Languages, Part 0
Languages, Introduction
Each
language is a work of art, as priceless as any other that can be imagined. All
languages are part of the general human heritage.
Languages
are kept alive by the speakers of the language, and the writers. This is a
communistic collaborative project.
Each
language is produced, and reproduced, in a form of organization that is not
central, but has an unlimited number of nodes and multiple connections between
nodes. (See Ron Press, New tools for Marxists, 1994).
Creation of
language is a real-life, on-going example of the kind of mode of production
that can supersede the capitalist mode of production. The work is its own
reward. The artifact produced is beyond price, and it belongs to all. It at
once becomes a common patrimony.
The problem
with learning languages is to learn the second one, and then the third. After
that, it becomes clear that the more you learn, the clearer becomes the
question of language, as such. Learning languages teaches the learner how to
understand people, in more ways than just understanding what they are saying
when they talk to you. Far from a “confusion of tongues”, as in the Babel-myth,
the many languages are all open gateways. None of them are walls.
This course
will not teach any particular language, but the CU encourages you to learn more
languages, including foreign languages, especially the ones that are spoken by
large numbers Africans on the continent, such as Kiswahili, French, and Arabic.
In the
modern world of science and mass communication, the codification of language
into dictionaries, and the construction of an actual literature in the
language, enhances the language produced by the people, to the extent that
languages with these assets become competitive and even dominant over languages
that do not have a living, growing literature.
In South
Africa, there are eleven official languages, but most of them are not well
served with dictionaries or with the publication of written literature. This
means that the upward mobility of people, caused by our democratic breakthrough
and its aftermath, have resulted in a flight to English in particular, as the
most developed language in the country, and in the world. This is a trend, but
it remains the case that all of the official languages are spoken, and are all
the first or home language of significant numbers of South Africans.
Children
need to be taught, in the first years of their schooling, in the language that
they know from home. This is an on-going problem in South Africa.
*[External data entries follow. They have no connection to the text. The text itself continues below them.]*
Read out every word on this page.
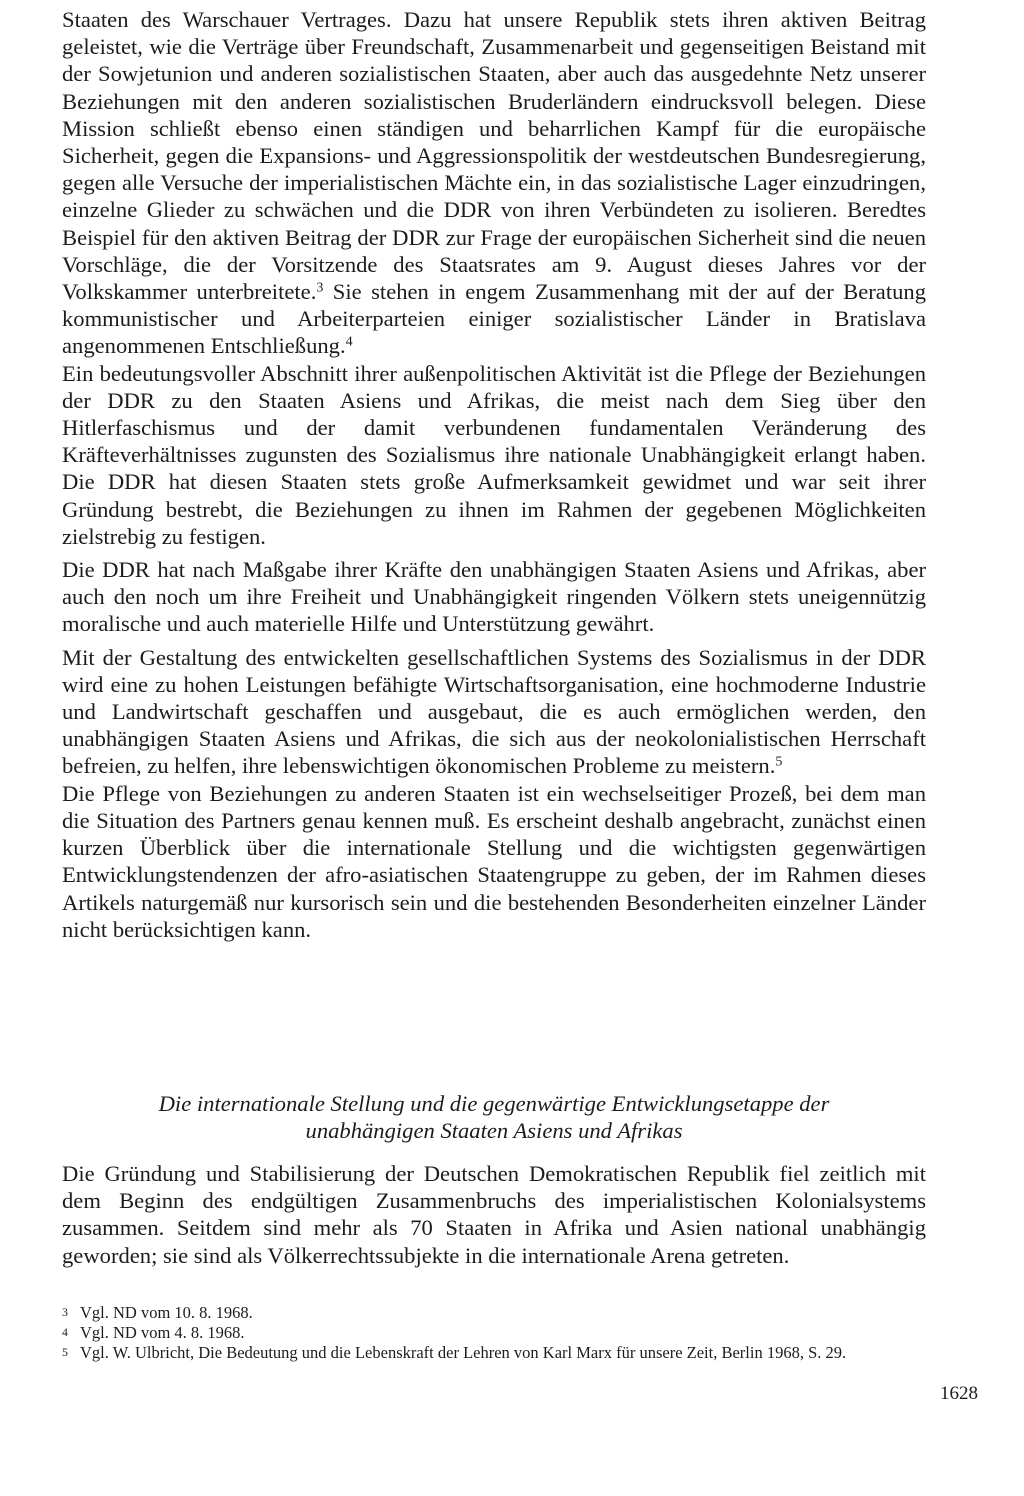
Staaten des Warschauer Vertrages. Dazu hat unsere Republik stets ihren aktiven Beitrag geleistet, wie die Verträge über Freundschaft, Zusammenarbeit und gegenseitigen Beistand mit der Sowjetunion und anderen sozialistischen Staaten, aber auch das ausgedehnte Netz unserer Beziehungen mit den anderen sozialistischen Bruderländern eindrucksvoll belegen. Diese Mission schließt ebenso einen ständigen und beharrlichen Kampf für die europäische Sicherheit, gegen die Expansions- und Aggressionspolitik der westdeutschen Bundesregierung, gegen alle Versuche der imperialistischen Mächte ein, in das sozialistische Lager einzudringen, einzelne Glieder zu schwächen und die DDR von ihren Verbündeten zu isolieren. Beredtes Beispiel für den aktiven Beitrag der DDR zur Frage der europäischen Sicherheit sind die neuen Vorschläge, die der Vorsitzende des Staatsrates am 9. August dieses Jahres vor der Volkskammer unterbreitete.$^3$ Sie stehen in engem Zusammenhang mit der auf der Beratung kommunistischer und Arbeiterparteien einiger sozialistischer Länder in Bratislava angenommenen Entschließung.$^4$

Ein bedeutungsvoller Abschnitt ihrer außenpolitischen Aktivität ist die Pflege der Beziehungen der DDR zu den Staaten Asiens und Afrikas, die meist nach dem Sieg über den Hitlerfaschismus und der damit verbundenen fundamentalen Veränderung des Kräfteverhältnisses zugunsten des Sozialismus ihre nationale Unabhängigkeit erlangt haben. Die DDR hat diesen Staaten stets große Aufmerksamkeit gewidmet und war seit ihrer Gründung bestrebt, die Beziehungen zu ihnen im Rahmen der gegebenen Möglichkeiten zielstrebig zu festigen.

Die DDR hat nach Maßgabe ihrer Kräfte den unabhängigen Staaten Asiens und Afrikas, aber auch den noch um ihre Freiheit und Unabhängigkeit ringenden Völkern stets uneigennützig moralische und auch materielle Hilfe und Unterstützung gewährt.

Mit der Gestaltung des entwickelten gesellschaftlichen Systems des Sozialismus in der DDR wird eine zu hohen Leistungen befähigte Wirtschaftsorganisation, eine hochmoderne Industrie und Landwirtschaft geschaffen und ausgebaut, die es auch ermöglichen werden, den unabhängigen Staaten Asiens und Afrikas, die sich aus der neokolonialistischen Herrschaft befreien, zu helfen, ihre lebenswichtigen ökonomischen Probleme zu meistern.$^5$

Die Pflege von Beziehungen zu anderen Staaten ist ein wechselseitiger Prozeß, bei dem man die Situation des Partners genau kennen muß. Es erscheint deshalb angebracht, zunächst einen kurzen Überblick über die internationale Stellung und die wichtigsten gegenwärtigen Entwicklungstendenzen der afro-asiatischen Staatengruppe zu geben, der im Rahmen dieses Artikels naturgemäß nur kursorisch sein und die bestehenden Besonderheiten einzelner Länder nicht berücksichtigen kann.

Die internationale Stellung und die gegenwärtige Entwicklungsetappe der

unabhängigen Staaten Asiens und Afrikas

Die Gründung und Stabilisierung der Deutschen Demokratischen Republik fiel zeitlich mit dem Beginn des endgültigen Zusammenbruchs des imperialistischen Kolonialsystems zusammen. Seitdem sind mehr als 70 Staaten in Afrika und Asien national unabhängig geworden; sie sind als Völkerrechtssubjekte in die internationale Arena getreten.

3 Vgl. ND vom 10. 8. 1968.
4 Vgl. ND vom 4. 8. 1968.
5 Vgl. W. Ulbricht, Die Bedeutung und die Lebenskraft der Lehren von Karl Marx für unsere Zeit, Berlin 1968, S. 29.
1628
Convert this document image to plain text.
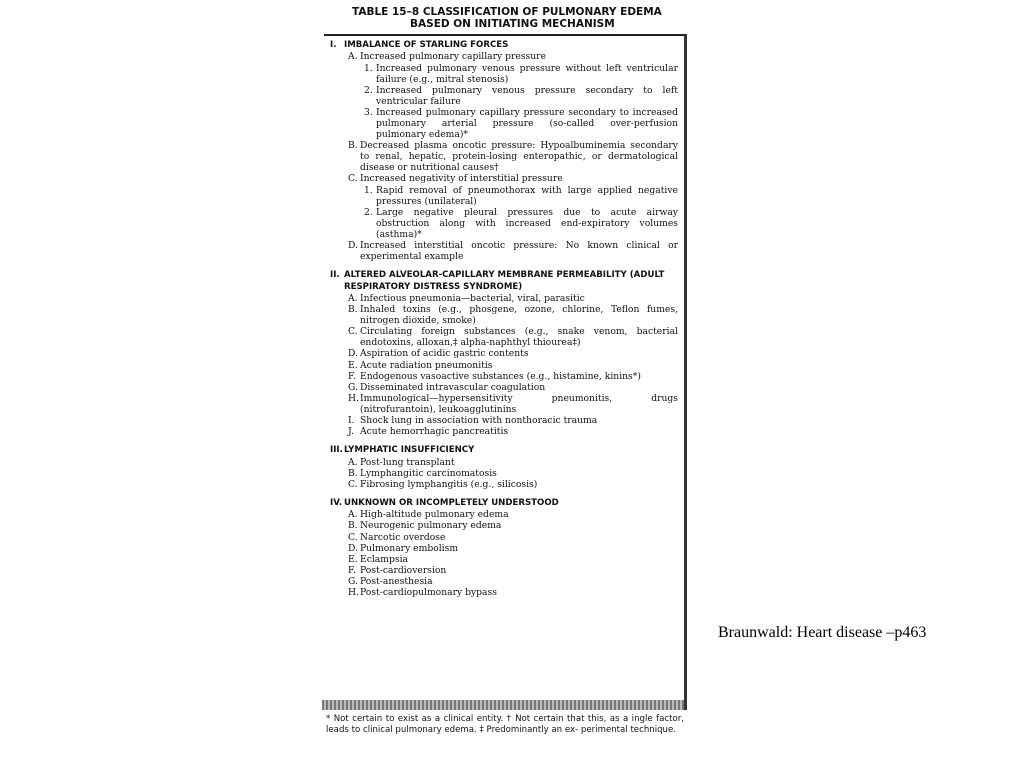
TABLE 15–8 CLASSIFICATION OF PULMONARY EDEMA
BASED ON INITIATING MECHANISM
I. IMBALANCE OF STARLING FORCES
A. Increased pulmonary capillary pressure
1. Increased pulmonary venous pressure without left ventricular failure (e.g., mitral stenosis)
2. Increased pulmonary venous pressure secondary to left ventricular failure
3. Increased pulmonary capillary pressure secondary to increased pulmonary arterial pressure (so-called over-perfusion pulmonary edema)*
B. Decreased plasma oncotic pressure: Hypoalbuminemia secondary to renal, hepatic, protein-losing enteropathic, or dermatological disease or nutritional causes†
C. Increased negativity of interstitial pressure
1. Rapid removal of pneumothorax with large applied negative pressures (unilateral)
2. Large negative pleural pressures due to acute airway obstruction along with increased end-expiratory volumes (asthma)*
D. Increased interstitial oncotic pressure: No known clinical or experimental example
II. ALTERED ALVEOLAR-CAPILLARY MEMBRANE PERMEABILITY (ADULT
RESPIRATORY DISTRESS SYNDROME)
A. Infectious pneumonia—bacterial, viral, parasitic
B. Inhaled toxins (e.g., phosgene, ozone, chlorine, Teflon fumes, nitrogen dioxide, smoke)
C. Circulating foreign substances (e.g., snake venom, bacterial endotoxins, alloxan,‡ alpha-naphthyl thiourea‡)
D. Aspiration of acidic gastric contents
E. Acute radiation pneumonitis
F. Endogenous vasoactive substances (e.g., histamine, kinins*)
G. Disseminated intravascular coagulation
H.Immunological—hypersensitivity pneumonitis, drugs (nitrofurantoin), leukoagglutinins
I. Shock lung in association with nonthoracic trauma
J. Acute hemorrhagic pancreatitis
III.LYMPHATIC INSUFFICIENCY
A. Post-lung transplant
B. Lymphangitic carcinomatosis
C. Fibrosing lymphangitis (e.g., silicosis)
IV. UNKNOWN OR INCOMPLETELY UNDERSTOOD
A. High-altitude pulmonary edema
B. Neurogenic pulmonary edema
C. Narcotic overdose
D. Pulmonary embolism
E. Eclampsia
F. Post-cardioversion
G. Post-anesthesia
H.Post-cardiopulmonary bypass
* Not certain to exist as a clinical entity. † Not certain that this, as a ingle factor, leads to clinical pulmonary edema. ‡ Predominantly an ex- perimental technique.
Braunwald: Heart disease –p463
This CU Course on Languages
This
ten-part course will attempt something that does not exist, as far as we know,
in South Africa, which is a critique of language use, and language policy, in
the country today.
This is a
political education course, and it is one of the sixteen CU ten-part courses.
In this
first attempt to do the course, we will need to ask our students and our
well-wishers to help with it.
In the
first place we need ideas for topics, and if it can be found, we need short
texts (articles, speeches, lectures, book-chapters) on the politics of
language.
The course
will interrogate, and critique, the 11-official-language policy. We will ask if
in practice this policy is working as a cover and a blanket under which the
nine official African languages are being allowed to fall into greater
disrepair. In this regard, we will look at PANSALB, Kha Ri Gude and any other institutions and
programmes of this kind that may come to our attention.
We will
then propose ways in which language – an institution without a state – can be
strengthened with the communist means that we have at our own disposal:
Education, Organisation and Mobilisation. Language, as we have seen, is
generated communistically. It should be possible to regenerate the same
languages communistically.
Hence we
will look at the possibility of creating dictionaries by “crowd-sourcing”,
using wikis.
And we will
look at the possible application of Freirean pedagogical methods for the
co-operative learning of languages in study circles, because languages are
social, and we think they should be taught socially, as a community of
practice, and not as commodified, “qualified” products.